Stadt im nationalistischen Mienenfeld

Der berühmteste Lyriker Litauens legt sein zweites Buch über Vilnius vor, Tomas Venclova begreift die Stadt als ein Palimpsest, als mehrmals überschriebene alte Handschrift. Der Autor entziffert diese Schichten Kapitel für Kapitel an Hand der Biographien ihrer Herrscher, Architekten, Professoren und Henker. Er erzählt anregend, dennoch wirkt das Buch über weite Strecken lediglich wie ein gut lesbares historisches Werk.
Tomas Venclova, Litauens berühmtester Lyriker, wird seit Jahren als Kandidat für den Literaturnobelpreis gehandelt - und er ist vielleicht der einzige Poet, der je einen Reiseführer über eine Stadt geschrieben hat. Venclova, 1937 in Klaipeda, dem früheren Memel, geboren, musste Vilnius 1977 auf Druck der sowjetischen Behörden verlassen. Er war unliebsam aufgefallen als Mitglied einer Helsinki-Gruppe, die es im Anschluss an die Konferenz über Sicherheit und Zusammenarbeit in Europa (KSZE) wagte, Menschenrechtsverletzungen im eigenen Land öffentlich zu machen.

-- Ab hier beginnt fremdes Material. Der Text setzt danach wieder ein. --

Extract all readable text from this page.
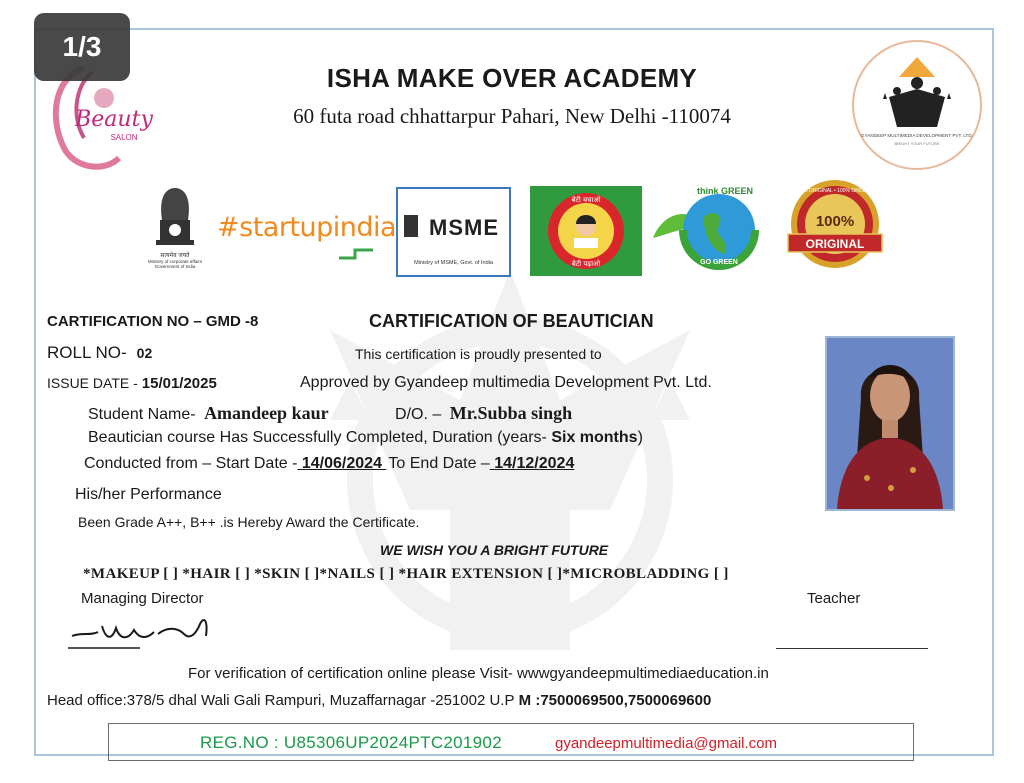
1/3
ISHA MAKE OVER ACADEMY
60 futa road chhattarpur Pahari, New Delhi -110074
Beauty
SALON	GYANDEEP MULTIMEDIA DEVELOPMENT PVT. LTD.
BRIGHT YOUR FUTURE
सत्यमेव जयते
Ministry of corporate affairs
Government of India
#startupindia MSME
Ministry of MSME, Govt. of India
बेटी बचाओ
बेटी पढ़ाओ
think GREEN
GO GREEN
100% ORIGINAL • 100% ORIGINAL
100%
ORIGINAL
CARTIFICATION NO – GMD -8	CARTIFICATION OF BEAUTICIAN
ROLL NO- 02	This certification is proudly presented to
ISSUE DATE - 15/01/2025	Approved by Gyandeep multimedia Development Pvt. Ltd.
Student Name- Amandeep kaur	D/O. – Mr.Subba singh
Beautician course Has Successfully Completed, Duration (years- Six months)
Conducted from – Start Date - 14/06/2024 To End Date – 14/12/2024
His/her Performance
Been Grade A++, B++ .is Hereby Award the Certificate.
WE WISH YOU A BRIGHT FUTURE
*MAKEUP [ ] *HAIR [ ] *SKIN [ ]*NAILS [ ] *HAIR EXTENSION [ ]*MICROBLADDING [ ]
Managing Director	Teacher
For verification of certification online please Visit- wwwgyandeepmultimediaeducation.in
Head office:378/5 dhal Wali Gali Rampuri, Muzaffarnagar -251002 U.P M :7500069500,7500069600
REG.NO : U85306UP2024PTC201902	gyandeepmultimedia@gmail.com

In den folgenden Jahren unterrichtete Venclova in den USA auf Einladung des polnischen Lyrikerkollegen Czeslaw Milosz an der Universität. Vilnius ist sein vor vier Jahren erschienener Reiseführer gewidmet, und um die Stadt geht es auch in seinem neuen Buch "Vilnius".

Bereits der erste Satz enthält das Grundmotiv des Buches: "Der Raum, in dem meine Stadt sich angesiedelt hat, hat keine klaren Grenzen." Vilnius liegt am Rande Europas, hier überlagern sich Völker, Sprachen, Kulturen, Religionen und später Nationen. Venclova begreift die Stadt als ein Palimpsest, als mehrmals überschriebene alte Handschrift, und entziffert diese Schichten Kapitel für Kapitel an Hand der Biographien ihrer Herrscher, Architekten, Professoren und Henker.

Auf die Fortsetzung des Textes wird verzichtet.